Тишину в очереди за пищей нарушало только шарканье ног. Не было слышно шуток, не видно улыбок на лицах. В глазах людей не было заметно даже малейшего любопытства по поводу приехавших белых посетителей и генерала.

— Простая пища, — пояснил Питер. — Кукурузная лепешка и овощи.

Каждому заключенному бросали в миску черствую белую лепешку, поверх которой клали горку вареных овощей.

— Мясо — раз в неделю. Табак — раз в неделю. Причем возможно наказание в виде лишения этих продуктов за плохое поведение. — Питер говорил чистую правду. Все люди были худыми, под твердыми мышцами были видны ребра, на телах не было ни капли жира. Они жадно проглотили ужин, даже не садясь на землю, и вытерли начисто миски пальцами. «Худые, но не истощенные, — подумал Крейг. — Не переедают, но и не голодают». И тут он подозрительно прищурился.

— Этот человек ранен.

Фиолетовый синяк был виден даже на черной коже.

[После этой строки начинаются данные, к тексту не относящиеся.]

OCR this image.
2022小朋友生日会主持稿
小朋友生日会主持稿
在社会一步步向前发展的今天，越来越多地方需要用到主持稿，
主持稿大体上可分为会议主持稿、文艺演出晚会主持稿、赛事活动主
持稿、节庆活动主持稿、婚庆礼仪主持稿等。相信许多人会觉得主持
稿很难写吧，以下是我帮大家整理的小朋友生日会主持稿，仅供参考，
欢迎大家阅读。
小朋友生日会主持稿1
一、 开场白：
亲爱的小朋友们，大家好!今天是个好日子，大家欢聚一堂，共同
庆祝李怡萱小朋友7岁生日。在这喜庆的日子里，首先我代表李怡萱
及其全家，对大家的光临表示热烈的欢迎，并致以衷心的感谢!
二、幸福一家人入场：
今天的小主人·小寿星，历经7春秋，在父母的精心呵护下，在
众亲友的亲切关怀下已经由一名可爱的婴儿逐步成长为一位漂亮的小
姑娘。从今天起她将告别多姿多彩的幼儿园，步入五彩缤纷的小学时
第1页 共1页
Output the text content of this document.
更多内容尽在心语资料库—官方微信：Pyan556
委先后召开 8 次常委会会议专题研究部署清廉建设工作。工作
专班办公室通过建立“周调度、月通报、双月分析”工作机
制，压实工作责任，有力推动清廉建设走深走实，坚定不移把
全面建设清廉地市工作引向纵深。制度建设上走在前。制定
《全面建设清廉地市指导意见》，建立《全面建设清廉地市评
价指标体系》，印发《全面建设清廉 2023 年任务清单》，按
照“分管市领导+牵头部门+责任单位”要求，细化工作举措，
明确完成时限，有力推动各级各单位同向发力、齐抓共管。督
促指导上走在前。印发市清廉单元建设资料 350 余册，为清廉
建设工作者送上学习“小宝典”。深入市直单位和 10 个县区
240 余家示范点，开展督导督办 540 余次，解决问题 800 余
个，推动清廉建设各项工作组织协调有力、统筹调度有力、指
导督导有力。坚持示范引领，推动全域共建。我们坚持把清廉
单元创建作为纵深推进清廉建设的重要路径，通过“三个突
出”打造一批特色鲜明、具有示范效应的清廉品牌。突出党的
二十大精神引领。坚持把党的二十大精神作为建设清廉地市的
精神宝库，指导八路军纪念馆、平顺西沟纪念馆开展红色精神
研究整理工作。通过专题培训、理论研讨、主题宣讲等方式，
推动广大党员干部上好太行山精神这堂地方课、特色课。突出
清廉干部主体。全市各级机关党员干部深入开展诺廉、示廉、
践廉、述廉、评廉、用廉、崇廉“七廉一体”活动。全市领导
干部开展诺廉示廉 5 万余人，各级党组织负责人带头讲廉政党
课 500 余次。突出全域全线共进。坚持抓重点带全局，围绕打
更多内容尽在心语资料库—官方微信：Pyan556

— Можешь поговорить с ним, — предложил Питер.

— Что случилось с вашей спиной? — спросил Крейг на синдебеле, и человек тут же ответил:

— Меня наказали.

— За что?

— За драку.

Питер подозвал охранника и о чем-то тихо поговорил с ним.

— Он ударил другого заключенного оружием, сделанным из заостренной проволоки, — объяснил он Крейгу. — Лишен мяса и табака на два месяца, наказан пятнадцатью ударами тяжелой палкой. Именно такое антиобщественное поведение мы пытаемся предотвратить.

— Завтра вы осмотрите лагерь, — сказал Питер, когда они шли по плацу мимо побеленной стены. — Мы уедем рано утром.

Они поужинали с офицерами в столовой, причем пища отличалась от той, что давали заключенным, лишь наличием прядки жилистого мяса непонятного происхождения и сомнительной свежести. Поужинав, Питер Фунгабера покинул с офицерами блиндаж, оставив Крейга с Сэлли-Энн.

Прежде чем Крейг придумал, что следует сказать, Сэлли-Энн резко встала и вышла из блиндажа. Терпение Крейга практически иссякло, и он рассердился на нее. Вскочив, он последовал за ней и нашел ее на одной из пулеметных площадок. Она сидела на мешке с песком, поджав колени, и смотрела на расположенный внизу лагерь. Почти полная луна уже поднялась над горами на горизонте. Она не обернулась, когда Крейг подошел, и он почувствовал, что гнев исчез так же внезапно, как и появился.

— Я вел себя, как свинья, — сказал он.

Она ничего не сказала, только крепче сжала колени.

— Я переживал не самое лучшее время, когда мы впервые встретились, — упрямо продолжал он. — Не буду утомлять подробностями, но книга, которую я пытался написать, не получалась, я не знал, что делать. Я отыгрался на вас.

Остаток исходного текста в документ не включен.